The total number of cost-burdened renters continues to increase.
- Renter cost-burden has increased among low and moderate-income households due to a lack of affordable housing and a growing rent-to-income gap. Half of Mecklenburg County renter households were cost-burdened in 2023.
- People are using a larger portion of their salary to pay rent due to higher rental prices, inflation, and higher cost of living. Most Charlotte-Mecklenburg renters earning less than $75K are cost-burdened.
- With less low-cost housing stock available, low-income households may have to rent higher-cost units that can result in cost-burden. When a lack of affordable and available rental housing stock causes households with income at or below 30% AMI to rent up, rental mismatch occurs at all AMI levels.
- A family of four at 30% of AMI, can devote $795/month toward all housing costs and there are virtually no units available in the private marketplace at that price level. Households at the 50% and 30% levels will have to rely upon either subsidies to find private apartments or public housing.
Rents continue to increase while wages remain stagnant.
- Over the last 10 years, median monthly rent has increased by 41%, yet 11% of workers in Charlotte-Mecklenburg are low wage earners earning $17/hour or less.
- This rent-wage incongruity makes it impossible for these individuals to obtain or maintain housing.
- The increasing gap between median gross rent and low-income wages leads to housing instability, especially for households with the lowest income.

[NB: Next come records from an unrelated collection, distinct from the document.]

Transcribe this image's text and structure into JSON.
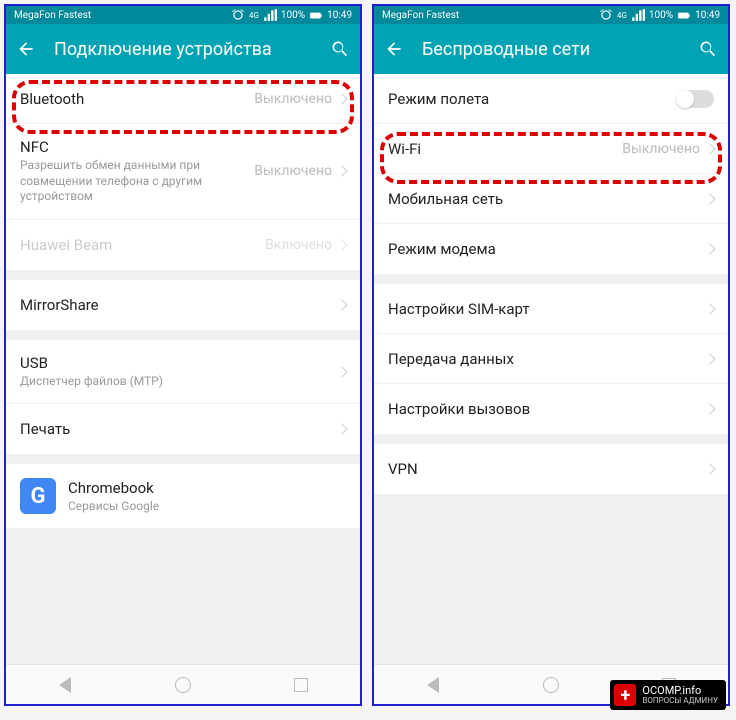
{
  "statusbar": {
    "carrier": "MegaFon Fastest",
    "battery": "100%",
    "time": "10:49"
  },
  "left_screen": {
    "title": "Подключение устройства",
    "groups": [
      [
        {
          "title": "Bluetooth",
          "value": "Выключено",
          "highlight": true
        },
        {
          "title": "NFC",
          "sub": "Разрешить обмен данными при совмещении телефона с другим устройством",
          "value": "Выключено"
        },
        {
          "title": "Huawei Beam",
          "value": "Включено",
          "disabled": true
        }
      ],
      [
        {
          "title": "MirrorShare"
        }
      ],
      [
        {
          "title": "USB",
          "sub": "Диспетчер файлов (MTP)"
        },
        {
          "title": "Печать"
        }
      ],
      [
        {
          "title": "Chromebook",
          "sub": "Сервисы Google",
          "appicon": "G"
        }
      ]
    ]
  },
  "right_screen": {
    "title": "Беспроводные сети",
    "groups": [
      [
        {
          "title": "Режим полета",
          "toggle": true
        },
        {
          "title": "Wi-Fi",
          "value": "Выключено",
          "highlight": true
        },
        {
          "title": "Мобильная сеть"
        },
        {
          "title": "Режим модема"
        }
      ],
      [
        {
          "title": "Настройки SIM-карт"
        },
        {
          "title": "Передача данных"
        },
        {
          "title": "Настройки вызовов"
        }
      ],
      [
        {
          "title": "VPN"
        }
      ]
    ]
  },
  "watermark": {
    "main": "OCOMP.info",
    "sub": "ВОПРОСЫ АДМИНУ"
  }
}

- Contributing over 30% of income to housing expenses makes it more difficult contribute to or pay for expenses related to emergency or unexpected expenses, health and wellness activities, potential childcare costs, or incidental or personal items.
PROMISING PRACTICES: HOUSING INSTABILITY
Addressing housing instability requires both immediate and long-term solutions. Key strategies include:
- Expanding Affordable Housing: Build more affordable homes, preserve existing low-cost housing, and provide rental assistance or vouchers.
- Preventing Evictions: Offer emergency rent aid, ongoing support, and legal assistance to resolve landlord-tenant disputes.
- Improving Housing Quality: Help low-income homeowners with repairs, ensure rentals meet safety standards, and support energy efficiency upgrades.
- Providing Support Services: Connect at-risk households with case management and essential resources.
Using these strategies, communities can reduce housing instability and ensure access to safe, affordable housing.
WHY DOES THIS MATTER
The increasing cost of housing, diminishing affordable housing options, particularly for low-income renters, and a high proportion of people who have little to no income contribute to rates of housing instability and homelessness and if a household does become homeless, how long their homelessness lasts. Strategic alignment, shared responsibility, diverse funding sources, and targeted resources and interventions are needed to strengthen local housing continuum resource capacity and reduce systemic barriers to housing to ensure that homelessness is rare, brief, and non-recurring and that all households have access to safe, decent, and affordable housing.
The 2024 SoHIH report and all complementary material can be found on the Charlotte-Mecklenburg Housing & Homelessness Dashboard.